39. Mari Kita Bicarakan!

845 73 3
                                    

Setelah hampir 1 Minggu kami menjalani hubungan jarak jauh, akhirnya sekarang kami kembali bersama di apartemen mewah milik Mas Pasha yang sejak beberapa hari lalu dia paksa agar atasnamanya menjadi atasnamaku. Aku menolak karena aku tidak merasa butuh apartemen ini menjadi milikku. Yang kuminta hanyalah foto-foto kami di apartemen lama Mas Pasha pindah ke apartemen ini. Dan Mas Pasha benar-benar melakukannya. Aku sudah disambut oleh foto cetak besar berbingkai putih begitu membuka pintu. Tentu foto pernikahan kami. Foto-foto kami selama ada di Korea juga memenuhi ruang tamu.

Sebagai pasangan yang cukup introver, menghabiskan waktu di rumah daripada jalan-jalan adalah sesuatu yang menyenangkan.

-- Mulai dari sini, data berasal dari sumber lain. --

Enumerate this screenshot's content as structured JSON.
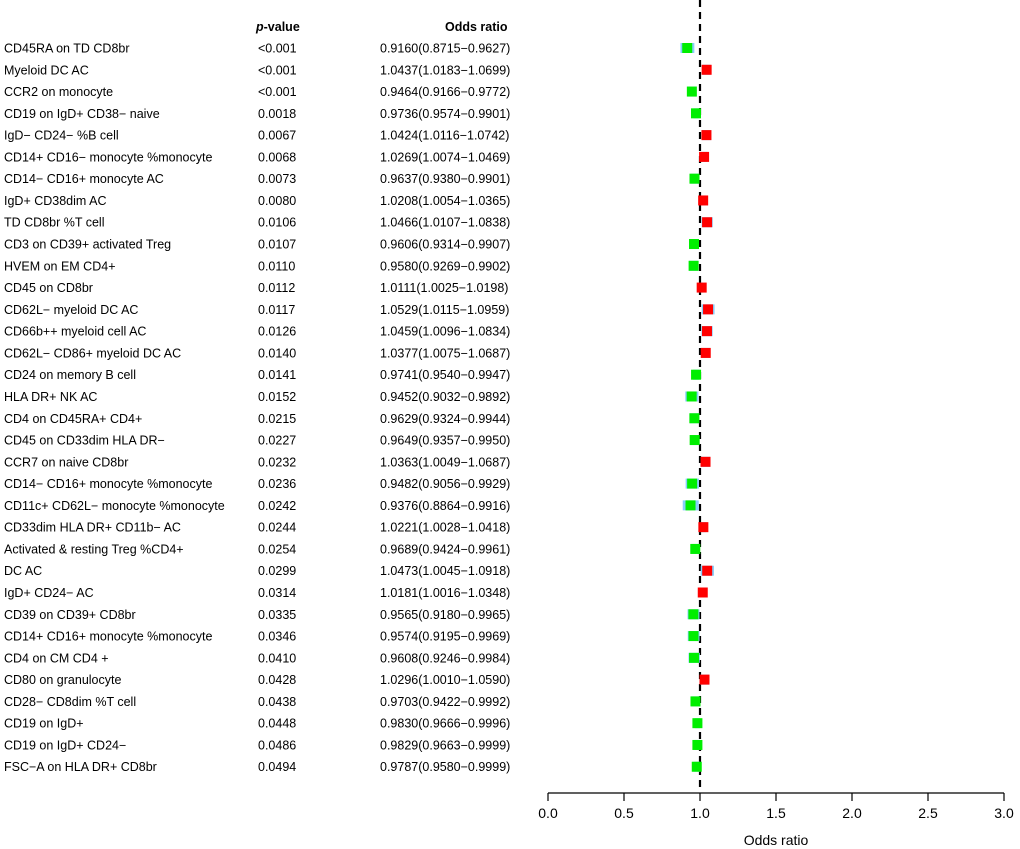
{
  "chart_data": {
    "type": "forest",
    "headers": {
      "pvalue_prefix": "p",
      "pvalue_suffix": "-value",
      "or": "Odds ratio"
    },
    "xlabel": "Odds ratio",
    "xlim": [
      0.0,
      3.0
    ],
    "xticks": [
      "0.0",
      "0.5",
      "1.0",
      "1.5",
      "2.0",
      "2.5",
      "3.0"
    ],
    "reference_line": 1.0,
    "colors": {
      "up": "#ff0000",
      "down": "#00ee00",
      "ci": "#87cefa",
      "ref": "#000000"
    },
    "rows": [
      {
        "label": "CD45RA on TD CD8br",
        "p": "<0.001",
        "or_text": "0.9160(0.8715−0.9627)",
        "or": 0.916,
        "lo": 0.8715,
        "hi": 0.9627
      },
      {
        "label": "Myeloid DC AC",
        "p": "<0.001",
        "or_text": "1.0437(1.0183−1.0699)",
        "or": 1.0437,
        "lo": 1.0183,
        "hi": 1.0699
      },
      {
        "label": "CCR2 on monocyte",
        "p": "<0.001",
        "or_text": "0.9464(0.9166−0.9772)",
        "or": 0.9464,
        "lo": 0.9166,
        "hi": 0.9772
      },
      {
        "label": "CD19 on IgD+ CD38− naive",
        "p": "0.0018",
        "or_text": "0.9736(0.9574−0.9901)",
        "or": 0.9736,
        "lo": 0.9574,
        "hi": 0.9901
      },
      {
        "label": "IgD− CD24− %B cell",
        "p": "0.0067",
        "or_text": "1.0424(1.0116−1.0742)",
        "or": 1.0424,
        "lo": 1.0116,
        "hi": 1.0742
      },
      {
        "label": "CD14+ CD16− monocyte %monocyte",
        "p": "0.0068",
        "or_text": "1.0269(1.0074−1.0469)",
        "or": 1.0269,
        "lo": 1.0074,
        "hi": 1.0469
      },
      {
        "label": "CD14− CD16+ monocyte AC",
        "p": "0.0073",
        "or_text": "0.9637(0.9380−0.9901)",
        "or": 0.9637,
        "lo": 0.938,
        "hi": 0.9901
      },
      {
        "label": "IgD+ CD38dim AC",
        "p": "0.0080",
        "or_text": "1.0208(1.0054−1.0365)",
        "or": 1.0208,
        "lo": 1.0054,
        "hi": 1.0365
      },
      {
        "label": "TD CD8br %T cell",
        "p": "0.0106",
        "or_text": "1.0466(1.0107−1.0838)",
        "or": 1.0466,
        "lo": 1.0107,
        "hi": 1.0838
      },
      {
        "label": "CD3 on CD39+ activated Treg",
        "p": "0.0107",
        "or_text": "0.9606(0.9314−0.9907)",
        "or": 0.9606,
        "lo": 0.9314,
        "hi": 0.9907
      },
      {
        "label": "HVEM on EM CD4+",
        "p": "0.0110",
        "or_text": "0.9580(0.9269−0.9902)",
        "or": 0.958,
        "lo": 0.9269,
        "hi": 0.9902
      },
      {
        "label": "CD45 on CD8br",
        "p": "0.0112",
        "or_text": "1.0111(1.0025−1.0198)",
        "or": 1.0111,
        "lo": 1.0025,
        "hi": 1.0198
      },
      {
        "label": "CD62L− myeloid DC AC",
        "p": "0.0117",
        "or_text": "1.0529(1.0115−1.0959)",
        "or": 1.0529,
        "lo": 1.0115,
        "hi": 1.0959
      },
      {
        "label": "CD66b++ myeloid cell AC",
        "p": "0.0126",
        "or_text": "1.0459(1.0096−1.0834)",
        "or": 1.0459,
        "lo": 1.0096,
        "hi": 1.0834
      },
      {
        "label": "CD62L− CD86+ myeloid DC AC",
        "p": "0.0140",
        "or_text": "1.0377(1.0075−1.0687)",
        "or": 1.0377,
        "lo": 1.0075,
        "hi": 1.0687
      },
      {
        "label": "CD24 on memory B cell",
        "p": "0.0141",
        "or_text": "0.9741(0.9540−0.9947)",
        "or": 0.9741,
        "lo": 0.954,
        "hi": 0.9947
      },
      {
        "label": "HLA DR+ NK AC",
        "p": "0.0152",
        "or_text": "0.9452(0.9032−0.9892)",
        "or": 0.9452,
        "lo": 0.9032,
        "hi": 0.9892
      },
      {
        "label": "CD4 on CD45RA+ CD4+",
        "p": "0.0215",
        "or_text": "0.9629(0.9324−0.9944)",
        "or": 0.9629,
        "lo": 0.9324,
        "hi": 0.9944
      },
      {
        "label": "CD45 on CD33dim HLA DR−",
        "p": "0.0227",
        "or_text": "0.9649(0.9357−0.9950)",
        "or": 0.9649,
        "lo": 0.9357,
        "hi": 0.995
      },
      {
        "label": "CCR7 on naive CD8br",
        "p": "0.0232",
        "or_text": "1.0363(1.0049−1.0687)",
        "or": 1.0363,
        "lo": 1.0049,
        "hi": 1.0687
      },
      {
        "label": "CD14− CD16+ monocyte %monocyte",
        "p": "0.0236",
        "or_text": "0.9482(0.9056−0.9929)",
        "or": 0.9482,
        "lo": 0.9056,
        "hi": 0.9929
      },
      {
        "label": "CD11c+ CD62L− monocyte %monocyte",
        "p": "0.0242",
        "or_text": "0.9376(0.8864−0.9916)",
        "or": 0.9376,
        "lo": 0.8864,
        "hi": 0.9916
      },
      {
        "label": "CD33dim HLA DR+ CD11b− AC",
        "p": "0.0244",
        "or_text": "1.0221(1.0028−1.0418)",
        "or": 1.0221,
        "lo": 1.0028,
        "hi": 1.0418
      },
      {
        "label": "Activated & resting Treg %CD4+",
        "p": "0.0254",
        "or_text": "0.9689(0.9424−0.9961)",
        "or": 0.9689,
        "lo": 0.9424,
        "hi": 0.9961
      },
      {
        "label": "DC AC",
        "p": "0.0299",
        "or_text": "1.0473(1.0045−1.0918)",
        "or": 1.0473,
        "lo": 1.0045,
        "hi": 1.0918
      },
      {
        "label": "IgD+ CD24− AC",
        "p": "0.0314",
        "or_text": "1.0181(1.0016−1.0348)",
        "or": 1.0181,
        "lo": 1.0016,
        "hi": 1.0348
      },
      {
        "label": "CD39 on CD39+ CD8br",
        "p": "0.0335",
        "or_text": "0.9565(0.9180−0.9965)",
        "or": 0.9565,
        "lo": 0.918,
        "hi": 0.9965
      },
      {
        "label": "CD14+ CD16+ monocyte %monocyte",
        "p": "0.0346",
        "or_text": "0.9574(0.9195−0.9969)",
        "or": 0.9574,
        "lo": 0.9195,
        "hi": 0.9969
      },
      {
        "label": "CD4 on CM CD4 +",
        "p": "0.0410",
        "or_text": "0.9608(0.9246−0.9984)",
        "or": 0.9608,
        "lo": 0.9246,
        "hi": 0.9984
      },
      {
        "label": "CD80 on granulocyte",
        "p": "0.0428",
        "or_text": "1.0296(1.0010−1.0590)",
        "or": 1.0296,
        "lo": 1.001,
        "hi": 1.059
      },
      {
        "label": "CD28− CD8dim %T cell",
        "p": "0.0438",
        "or_text": "0.9703(0.9422−0.9992)",
        "or": 0.9703,
        "lo": 0.9422,
        "hi": 0.9992
      },
      {
        "label": "CD19 on IgD+",
        "p": "0.0448",
        "or_text": "0.9830(0.9666−0.9996)",
        "or": 0.983,
        "lo": 0.9666,
        "hi": 0.9996
      },
      {
        "label": "CD19 on IgD+ CD24−",
        "p": "0.0486",
        "or_text": "0.9829(0.9663−0.9999)",
        "or": 0.9829,
        "lo": 0.9663,
        "hi": 0.9999
      },
      {
        "label": "FSC−A on HLA DR+ CD8br",
        "p": "0.0494",
        "or_text": "0.9787(0.9580−0.9999)",
        "or": 0.9787,
        "lo": 0.958,
        "hi": 0.9999
      }
    ]
  }
}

Meskipun ya sekali dua kali harus berjalan-jalan, tapi agaknya menikmati waktu berdua sekadar duduk, menonton tv, atau tidur berdua terasa lebih baik. Membosankan? Entah kenapa bagiku tidak. Mas Pasha juga jarang mengajakku keluar, dia selalu bertanya apa yang ingin kulakukan dan jika aku menjawab aku ingin di rumah saja maka dia menyukainya.

"Sayang, mau camilan juga nggak?"  tanya Mas Pasha dai arah dapur sementara aku duduk di ruang tamu dengan laptop di depanku.

"Iya, jangan yang manis, yang pedas gurih aja, Mas," balasku sedang berusaha menggaambar sendiri sampul bukuku.  Andaikata lolos, buku peringatan 11 tahun debutku akan berisi penuh karyaku sendiri. Baik sampul maupun isinya.

"Iya."

Tak lama datang dengan dua toples camilan juga segelas jus wortel. Perhatian bukan? Ya, bahkan sejak tadi Mas Pasha menemaniku tanpa  mengeluh, meskipun aku tahu dia sangat bosan sebab tak ada yang memperhatikan dia juga. Terkadang memainkan rambutku atau sekadar menyandarkan kepalanya di bahuku.

"Bukannya gambar lebih enak pakai komputer ya?" tanya Mas Pasha memperhatikan layar laptopku.

"Iya, tapi kan aku belum sempat bawa komputerku, Mas. Drawing tabletku juga rusak, Mas. Mau beli yang gede sekalian sih rencananya."

Mas Pasha menatapku datar.

"Kenapa?"

"Kamu belum masuk ruang kerjamu?"

"Tapi nggak lihat detailnya."

"Masuk dulu!" titah Mas Pasha menuntunku untuk berdiri dan masuk ke ruang kerjaku. "Lihat dulu!"

Begitu aku masuk dan Mas Pasha memintaku duduk di depan komputer. Ini bukan hanya ruang kerja seorang penulis, tapi ruang kerja seorang atlet e-sports. Ada komputer layar cekung merk Korea, laptop merk mahal, drawing tablet yang lebih besar, hingga komputer biasa dengan layar datar ada di meja kerja. Kursi yang dipilih juga kursi khusus yang baik untuk punggung. Sangat berbeda dengan ruang kerjaku di apartemen.

Aku menatap Mas Pasha tak percaya. Rak penuh dengan buku, kulkas kecil di pojok ruangan, hingga kasur kecil dekat dengan jendela. Ini jauh lebih mewah daripada pandangan pertamaku.

"Kenapa?"

"Aku cuma penulis, Mas, bukan gamers."

"Ya, aku nggak tahu apa yang kamu butuhkan, aku tanya Andina aja di ruang kerjamu ada apa aja. Dikirimin foto kamu lagi kerja, terus ya udah, bilang aja butuh komputer, alat gambar digital, sama laptop yang keluaran terbaru dan spesifikasinya tinggi. Dapetnya ini," jelas Mas Pasha santai.

Menatap datar. "Punya suami yang cara flexing-nya dengan manjain istri tuh beda ya," gumamku sudah tidak bisa berkata-kata lagi. Mau bahagia atau mengusap dada karena semua ini pun untukku terlalu membuang-buang uang. Sayangnya sekali lagi aku harus ingat bahwa suamiku bukan orang biasa. Dia sudah kaya bahkan sejak masih berbentuk embrio, lalu memulai karir sebagai aktor dengan baik. Uang mungkin baginya hanyalah daun berguguran.